Этакое пиджаковое и шпаковое панибратство едва не заставило меня по старой доброй привычке велеть доложить по команде о несоответствующем его поведении в отношении к старшему. Но пришлось ограничиться тем же мысленным кукишем, но уже в отношении себя, в отношении своего ничтожного положения.

— У Миши неприятность! — сказал Крашенинников. — Его притягивают к лошадиному делу вашего бывшего начальника и объявляют едва не в контрреволюцию. Ваш бывший начальник что-то показал на него. Да еще вышел декрет о национализации. У них отбирают дом под тюремное помещение. Самой тюрьмы становится мало. Миша в последнее время какой-то сам не свой, какой-то черный!

— Простите. Ничего этого я не знал! — не оставляя мысленного кукиша, сказал я.

— Между вами ничего не произошло? — спросил Крашенинников.

— Решительно ничего, — с неохотой сказал я, опять подавив желание поставить Крашенинникова на место.

— Да! А вы почему не отъехали вместе с Хохряковым? — спросил он.

— Что это значит, поручик? — взорвался я.

Крашенинников в недоумении взглянул на меня.

— Борис Алексеевич! — быстро сменил он недоумение на укоризну, а я от бессилия едва не плюнул под ноги, как какой-нибудь революционный нижний чин. — Что вы, Борис Алексеевич! Так ведь и угодить кое-куда можно! — снова укорил меня Крашенинников. — И вообще, давайте начистоту. Я знаю, кто вы. Миша мне сказал. Мы с Мишей знакомы с детства. Наши отцы были в хороших отношениях. Мой отец был инженером у них на Арамильской фабрике. Я знаю, кто вы. И еще кое-кто знает. Я не имею в виду этого вашего вятского флотского. Вы боевой штаб-офицер. И я прошу прощения за мой тон. Но вам необходимо привыкнуть. Так вот, о вас настоящем знает еще кое-кто. Я не имею права называть. Но скажите прямо, что вас связывает с этими не ходившими по морям кочегарами, ни разу никого не лечившими фельдшерами и зубными техниками? Я имею в виду этих Пашу, Янкеля и Шаю?
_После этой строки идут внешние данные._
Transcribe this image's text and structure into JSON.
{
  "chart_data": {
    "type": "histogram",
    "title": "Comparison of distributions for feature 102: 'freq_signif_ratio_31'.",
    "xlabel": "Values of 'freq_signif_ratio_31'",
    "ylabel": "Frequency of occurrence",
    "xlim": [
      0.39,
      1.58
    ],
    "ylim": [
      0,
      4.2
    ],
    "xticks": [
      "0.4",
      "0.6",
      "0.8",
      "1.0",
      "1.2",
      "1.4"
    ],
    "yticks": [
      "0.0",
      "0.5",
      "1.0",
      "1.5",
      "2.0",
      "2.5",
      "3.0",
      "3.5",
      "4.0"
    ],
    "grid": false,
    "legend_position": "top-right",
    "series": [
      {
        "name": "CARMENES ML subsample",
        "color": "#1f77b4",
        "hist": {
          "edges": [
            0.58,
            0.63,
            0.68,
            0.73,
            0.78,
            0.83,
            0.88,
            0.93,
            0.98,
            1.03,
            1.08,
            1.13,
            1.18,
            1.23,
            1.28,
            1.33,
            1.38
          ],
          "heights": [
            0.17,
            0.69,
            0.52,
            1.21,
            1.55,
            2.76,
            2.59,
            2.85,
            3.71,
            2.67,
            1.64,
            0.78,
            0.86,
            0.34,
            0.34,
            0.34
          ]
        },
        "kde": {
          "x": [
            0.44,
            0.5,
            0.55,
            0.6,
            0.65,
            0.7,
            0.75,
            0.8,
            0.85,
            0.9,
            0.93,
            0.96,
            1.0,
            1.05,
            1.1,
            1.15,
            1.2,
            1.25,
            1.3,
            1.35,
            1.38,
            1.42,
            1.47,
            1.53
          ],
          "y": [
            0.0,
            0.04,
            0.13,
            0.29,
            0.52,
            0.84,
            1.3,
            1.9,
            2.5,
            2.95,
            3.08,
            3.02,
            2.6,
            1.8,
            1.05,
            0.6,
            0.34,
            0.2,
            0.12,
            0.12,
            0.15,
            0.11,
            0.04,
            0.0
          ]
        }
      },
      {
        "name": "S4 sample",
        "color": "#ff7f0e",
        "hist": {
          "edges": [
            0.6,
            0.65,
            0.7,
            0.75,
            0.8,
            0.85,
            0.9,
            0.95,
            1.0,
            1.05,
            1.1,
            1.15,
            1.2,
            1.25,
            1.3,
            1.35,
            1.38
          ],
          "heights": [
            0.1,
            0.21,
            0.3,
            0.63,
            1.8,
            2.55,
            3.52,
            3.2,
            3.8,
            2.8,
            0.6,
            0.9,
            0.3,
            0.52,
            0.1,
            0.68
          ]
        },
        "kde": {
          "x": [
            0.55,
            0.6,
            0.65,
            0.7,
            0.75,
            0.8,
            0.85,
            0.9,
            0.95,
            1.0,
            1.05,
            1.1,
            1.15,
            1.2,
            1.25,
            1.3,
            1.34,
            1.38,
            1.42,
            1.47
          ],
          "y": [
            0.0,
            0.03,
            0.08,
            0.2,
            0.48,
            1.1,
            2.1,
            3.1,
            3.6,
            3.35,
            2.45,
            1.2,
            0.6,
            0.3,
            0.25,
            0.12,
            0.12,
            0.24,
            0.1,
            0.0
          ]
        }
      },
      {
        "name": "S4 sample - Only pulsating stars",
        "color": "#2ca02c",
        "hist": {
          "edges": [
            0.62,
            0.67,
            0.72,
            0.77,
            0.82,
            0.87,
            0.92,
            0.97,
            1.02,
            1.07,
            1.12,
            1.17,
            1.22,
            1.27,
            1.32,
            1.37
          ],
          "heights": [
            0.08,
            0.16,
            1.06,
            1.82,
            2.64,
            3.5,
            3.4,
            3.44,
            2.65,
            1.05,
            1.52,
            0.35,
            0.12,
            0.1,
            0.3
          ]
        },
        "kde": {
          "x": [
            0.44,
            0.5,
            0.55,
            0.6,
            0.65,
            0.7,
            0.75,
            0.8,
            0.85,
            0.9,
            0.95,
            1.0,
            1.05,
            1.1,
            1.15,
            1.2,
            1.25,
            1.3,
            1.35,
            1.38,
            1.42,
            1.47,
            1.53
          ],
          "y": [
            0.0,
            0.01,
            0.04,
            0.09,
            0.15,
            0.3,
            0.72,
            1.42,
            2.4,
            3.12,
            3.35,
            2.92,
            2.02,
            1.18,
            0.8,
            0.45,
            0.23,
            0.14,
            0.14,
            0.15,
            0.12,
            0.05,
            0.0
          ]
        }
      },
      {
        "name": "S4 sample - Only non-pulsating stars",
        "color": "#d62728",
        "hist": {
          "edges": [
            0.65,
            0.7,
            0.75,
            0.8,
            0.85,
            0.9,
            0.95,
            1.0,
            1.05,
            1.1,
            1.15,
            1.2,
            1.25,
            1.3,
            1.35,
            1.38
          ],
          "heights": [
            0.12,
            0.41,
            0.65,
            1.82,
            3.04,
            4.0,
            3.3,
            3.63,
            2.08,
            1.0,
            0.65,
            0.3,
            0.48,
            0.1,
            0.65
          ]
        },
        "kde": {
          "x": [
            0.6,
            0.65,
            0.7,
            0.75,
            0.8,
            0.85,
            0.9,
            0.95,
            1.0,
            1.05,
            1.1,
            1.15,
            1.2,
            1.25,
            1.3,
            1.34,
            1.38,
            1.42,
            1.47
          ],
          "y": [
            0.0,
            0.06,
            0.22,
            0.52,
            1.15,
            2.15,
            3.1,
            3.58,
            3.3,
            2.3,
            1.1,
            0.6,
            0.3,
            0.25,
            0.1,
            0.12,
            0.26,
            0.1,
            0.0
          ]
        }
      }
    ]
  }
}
— Поручик! — снова взбесился я.

— Вы должны сказать. Для вас это вопрос жизни и смерти! — остановил меня Крашенинников. — Согласитесь, одно дело погибнуть на фронте как герой, и другое дело — быть убитым по подозрению. Я еще раз прошу прощения! Этим вопросом я рискую попасть в руки только что названных негодяев, которые, в свою очередь, тоже…
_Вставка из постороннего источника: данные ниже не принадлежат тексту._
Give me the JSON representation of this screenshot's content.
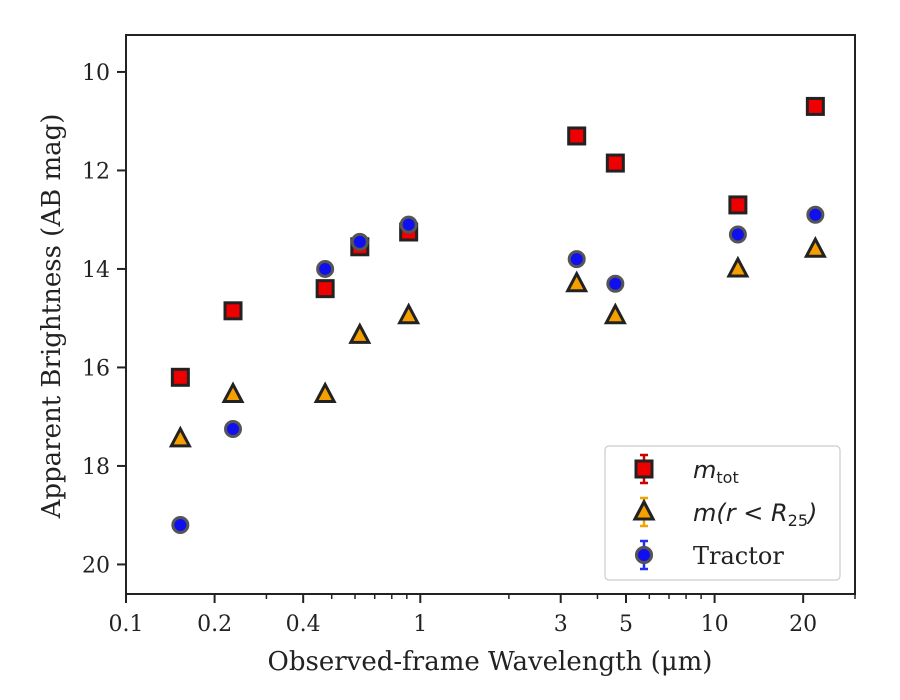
{
  "chart_data": {
    "type": "scatter",
    "title": "",
    "xlabel": "Observed-frame Wavelength (μm)",
    "ylabel": "Apparent Brightness (AB mag)",
    "x_scale": "log",
    "xlim": [
      0.1,
      30
    ],
    "ylim": [
      20.6,
      9.25
    ],
    "y_inverted": true,
    "grid": false,
    "legend_position": "lower-right",
    "x_ticks": [
      {
        "value": 0.1,
        "label": "0.1"
      },
      {
        "value": 0.2,
        "label": "0.2"
      },
      {
        "value": 0.4,
        "label": "0.4"
      },
      {
        "value": 1,
        "label": "1"
      },
      {
        "value": 3,
        "label": "3"
      },
      {
        "value": 5,
        "label": "5"
      },
      {
        "value": 10,
        "label": "10"
      },
      {
        "value": 20,
        "label": "20"
      }
    ],
    "y_ticks": [
      {
        "value": 10,
        "label": "10"
      },
      {
        "value": 12,
        "label": "12"
      },
      {
        "value": 14,
        "label": "14"
      },
      {
        "value": 16,
        "label": "16"
      },
      {
        "value": 18,
        "label": "18"
      },
      {
        "value": 20,
        "label": "20"
      }
    ],
    "series": [
      {
        "name": "m_tot",
        "legend_main": "m",
        "legend_sub": "tot",
        "legend_rest": "",
        "marker": "square",
        "color": "#ee0000",
        "errorbar_color": "#cc0000",
        "x": [
          0.153,
          0.231,
          0.475,
          0.623,
          0.913,
          3.4,
          4.6,
          12.0,
          22.0
        ],
        "y": [
          16.2,
          14.85,
          14.4,
          13.55,
          13.25,
          11.3,
          11.85,
          12.7,
          10.7
        ]
      },
      {
        "name": "m(r < R25)",
        "legend_main": "m(r < R",
        "legend_sub": "25",
        "legend_rest": ")",
        "marker": "triangle",
        "color": "#f5a000",
        "errorbar_color": "#f0a500",
        "x": [
          0.153,
          0.231,
          0.475,
          0.623,
          0.913,
          3.4,
          4.6,
          12.0,
          22.0
        ],
        "y": [
          17.45,
          16.55,
          16.55,
          15.35,
          14.95,
          14.3,
          14.95,
          14.0,
          13.6
        ]
      },
      {
        "name": "Tractor",
        "legend_main": "Tractor",
        "legend_sub": "",
        "legend_rest": "",
        "marker": "circle",
        "color": "#1010ee",
        "errorbar_color": "#2030ee",
        "x": [
          0.153,
          0.231,
          0.475,
          0.623,
          0.913,
          3.4,
          4.6,
          12.0,
          22.0
        ],
        "y": [
          19.2,
          17.25,
          14.0,
          13.45,
          13.1,
          13.8,
          14.3,
          13.3,
          12.9
        ]
      }
    ]
  }
}
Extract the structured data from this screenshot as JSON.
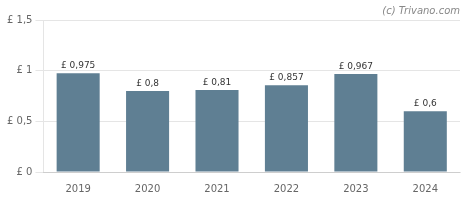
{
  "chart_data": {
    "type": "bar",
    "categories": [
      "2019",
      "2020",
      "2021",
      "2022",
      "2023",
      "2024"
    ],
    "values": [
      0.975,
      0.8,
      0.81,
      0.857,
      0.967,
      0.6
    ],
    "value_labels": [
      "£ 0,975",
      "£ 0,8",
      "£ 0,81",
      "£ 0,857",
      "£ 0,967",
      "£ 0,6"
    ],
    "data_labels": true,
    "color": "#5f7f93",
    "ylim": [
      0,
      1.5
    ],
    "yticks": [
      {
        "value": 0,
        "label": "£ 0"
      },
      {
        "value": 0.5,
        "label": "£ 0,5"
      },
      {
        "value": 1.0,
        "label": "£ 1"
      },
      {
        "value": 1.5,
        "label": "£ 1,5"
      }
    ],
    "grid": true,
    "annotations": [
      "(c) Trivano.com"
    ]
  }
}
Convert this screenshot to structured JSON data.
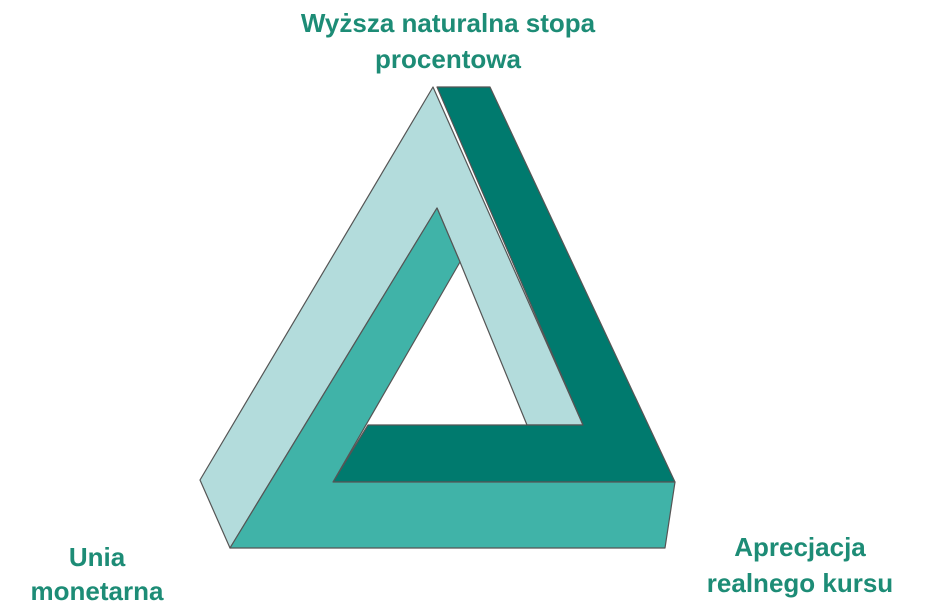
{
  "labels": {
    "top": [
      "Wyższa naturalna stopa",
      "procentowa"
    ],
    "bottom_left": [
      "Unia",
      "monetarna"
    ],
    "bottom_right": [
      "Aprecjacja",
      "realnego kursu"
    ]
  }
}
Что там имел в виду Крашенинников, говоря о «своей», то есть «их», Паши Хохрякова, Янкеля Юровского и Шаи Голощекина, очереди, я не дал ему сказать.

— По последней должности я инспектор артиллерии Первого Кавказского кавалерийского корпуса, — медленно и зло стал говорить я. — В сентябре прошлого года я был Временной сволочью, как мы называли Временное правительство, произведен в полковники. Но я этого производства не принял, остался в законном, данном мне законной властью чине. Я думаю, вы этого не знали. Месяц спустя, я был уволен от службы корпусным ревкомом за отказ войти в их сие преступное сообщество. Полагаю, что был уволен, а не застрелен только потому, что со всеми, без разбора чина и положения, я был в ровных и честных отношениях. И подозревать меня можно только по причине нынешнего всеобщего душевного заболевания!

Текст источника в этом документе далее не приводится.